Investeren in een doorlopende ontwikkeling van het personeel, is noodzakelijk om mensen betrokken te houden.
In het najaar van 2020 is in Noord-Oost Nederland het ‘Jong Talent Programma’ begonnen, een traineeship voor talent in de installatietechniek. Het doel is mensen faciliteren in hun ambities zodat zij gemotiveerd blijven, en ‘de achterdeur’ van de sector dicht blijft.
Maar wat werkt hierin nu echt? Om daarop een gedegen antwoord te geven heeft het programma een onderzoeker betrokken. Lector Human Capital (Saxion Hogeschool) Stephan Corporaal bekijkt door een wetenschappelijk bril wat factoren zijn om talenten te boeien en binden: “Bedrijven moeten, in het dagelijks werk, de onrust op een positieve manier aansteken.”
Stephan Corporaal werkt al ruim 10 jaar als onderzoeker in werkbeleving en heeft inmiddels meer dan 3000 vakmensen gesproken. De laatste jaren ligt zijn focus vooral op de technische installatiebranche, omdat “daar de meeste maatschappelijke ontwikkelingen, zoals bijvoorbeeld de energietransitie, vorm krijgen.” Hij doet dat door te onderzoeken wat vakmensen bindt en boeit, en geeft met zijn research antwoord op de vraag: hoe kan ik ervoor zorgen dat mensen bij mij willen blijven werken?

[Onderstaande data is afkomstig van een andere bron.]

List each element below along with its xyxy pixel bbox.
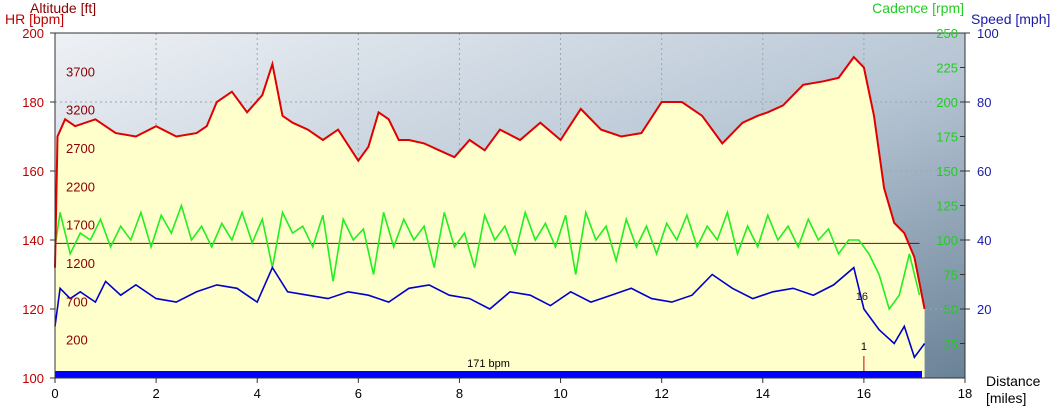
x-tick-label: 2: [152, 386, 159, 401]
speed-tick-label: 20: [977, 302, 991, 317]
altitude-tick-label: 2700: [66, 141, 95, 156]
x-tick-label: 16: [857, 386, 871, 401]
hr-tick-label: 200: [22, 26, 44, 41]
x-tick-label: 12: [654, 386, 668, 401]
lap-marker-secondary-label: 16: [856, 291, 868, 303]
altitude-tick-label: 200: [66, 333, 88, 348]
x-tick-label: 0: [51, 386, 58, 401]
cadence-axis-title: Cadence [rpm]: [872, 0, 964, 16]
hr-tick-label: 180: [22, 95, 44, 110]
x-tick-label: 8: [456, 386, 463, 401]
x-tick-label: 14: [756, 386, 770, 401]
altitude-tick-label: 700: [66, 294, 88, 309]
x-tick-label: 4: [254, 386, 261, 401]
speed-tick-label: 40: [977, 233, 991, 248]
speed-line: [54, 265, 926, 360]
cadence-tick-label: 150: [936, 164, 958, 179]
altitude-axis-title: Altitude [ft]: [30, 0, 96, 16]
cadence-tick-label: 50: [944, 302, 958, 317]
altitude-tick-label: 1700: [66, 218, 95, 233]
speed-tick-label: 100: [977, 26, 999, 41]
altitude-tick-label: 3200: [66, 103, 95, 118]
axes: 0 2 4 6 8 10 12 14 16 182001801601401201003700320…: [22, 26, 998, 401]
lap-marker-label: 1: [861, 341, 867, 353]
cadence-tick-label: 250: [936, 26, 958, 41]
hr-tick-label: 120: [22, 302, 44, 317]
cadence-tick-label: 75: [944, 268, 958, 283]
speed-tick-label: 80: [977, 95, 991, 110]
x-tick-label: 18: [958, 386, 972, 401]
hr-axis-title: HR [bpm]: [5, 11, 64, 27]
altitude-tick-label: 3700: [66, 64, 95, 79]
cadence-tick-label: 200: [936, 95, 958, 110]
speed-axis-title: Speed [mph]: [971, 11, 1050, 27]
speed-tick-label: 60: [977, 164, 991, 179]
cadence-line: [54, 202, 921, 311]
x-axis-title-line1: Distance: [986, 373, 1041, 389]
x-axis-title-line2: [miles]: [986, 390, 1026, 406]
x-tick-label: 6: [355, 386, 362, 401]
cadence-tick-label: 175: [936, 130, 958, 145]
altitude-tick-label: 1200: [66, 256, 95, 271]
hr-average-bar: [55, 371, 923, 378]
cadence-tick-label: 225: [936, 61, 958, 76]
hr-tick-label: 160: [22, 164, 44, 179]
cadence-tick-label: 125: [936, 199, 958, 214]
cadence-tick-label: 100: [936, 233, 958, 248]
heart-rate-line: [54, 55, 926, 310]
hr-average-label: 171 bpm: [467, 358, 510, 370]
altitude-tick-label: 2200: [66, 179, 95, 194]
x-tick-label: 10: [553, 386, 567, 401]
heart-rate-area: [55, 57, 925, 378]
cadence-tick-label: 25: [944, 337, 958, 352]
hr-tick-label: 100: [22, 371, 44, 386]
hr-tick-label: 140: [22, 233, 44, 248]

Geld is niet het belangrijkst
“Vaak denken mensen dat het salaris de belangrijkste motivator is om te werken”, vertelt Corporaal. “Maar dat is niet zo. Het is natuurlijk een onderdeel, maar twee andere zaken zijn veel essentiëler: duidelijkheid en mogelijkheid tot ontwikkeling.” Of in andere woorden: weten waar je aan toe bent en de kans om je ambities waar te maken. “Wanneer die twee zaken niet op orde zijn, gaan medewerkers op zoek naar een andere werkgever.”
Interessante puzzel
In de technische installatiebranche is de begeleiding van startende collega’s goed geregeld. “Wanneer leerlingen binnenkomen, worden ze vaak erg goed opgevangen. Ze worden gekoppeld aan een ervaren kracht, weten precies wat ze moeten doen en leren de kneepjes van het vak. Dat is dus prima op orde.” Het probleem ontstaat later. “Wanneer de leerlingen ervaren zijn geworden, staan ze er vaak alleen voor. Dit start na ongeveer 5 jaar.” Zowel bij werkgever als medewerker stokt dan de motivatie voor ontwikkeling.
“Het is een interessante puzzel. Aan de ene kant zien we medewerkers die niet slim meebewegen met nieuwe ontwikkelingen, maar aan de andere kant zien we ook bedrijven die een gewenste beweging maar weinig faciliteren. Het is aan bedrijven om de onrust, de zin in beweging, op een positieve manier aan te steken.” Volgens Corporaal is dat een continu proces. “Je ziet vaak dat er één keer per jaar een ontwikkelgesprek is, en daar blijft het dan bij. Terwijl je dit ook in het dagelijks werk kunt aanpakken.”
Kleine moeite, groot resultaat
Tijdens het ‘Jong Talent Programma’ werden deelnemers in hun eerste opdracht uitgedaagd om mee te denken over manieren waarop werkgevers dat kunnen doen, het stimuleren van ontwikkeling in het dagelijks werk. Ze deden onderzoek in hun eigen bedrijf en kwamen met aanbevelingen. “Die waren soms heel verassend en slim. Zo stelden mensen voor de binnen- en buitendienst bij elkaar te zetten en samen aan innovatie te laten werken. Dat is geen concrete opleiding of training, maar wel een moment dat je van elkaar leert. De binnendienst leert hoe sommige zaken buiten in de praktijk werken, en de buitendienst leert welke verbeteringen er nodig zijn.”
Dus aandacht voor ontwikkeling hoeft niet altijd te betekenen dat medewerkers veelvuldig op cursus of training hoeven? “Inderdaad! Een deelname aan een programma als het Jong Talent Programma is natuurlijk hartstikke waardevol. Maar het leren zit hem ook juist in het dagelijks werk. Door vooral ook dáár aandacht voor te hebben, houd je je mensen binnen. En zoals je aan dit voorbeeld ziet, hebben kleine laagdrempelige acties al een heel groot resultaat.”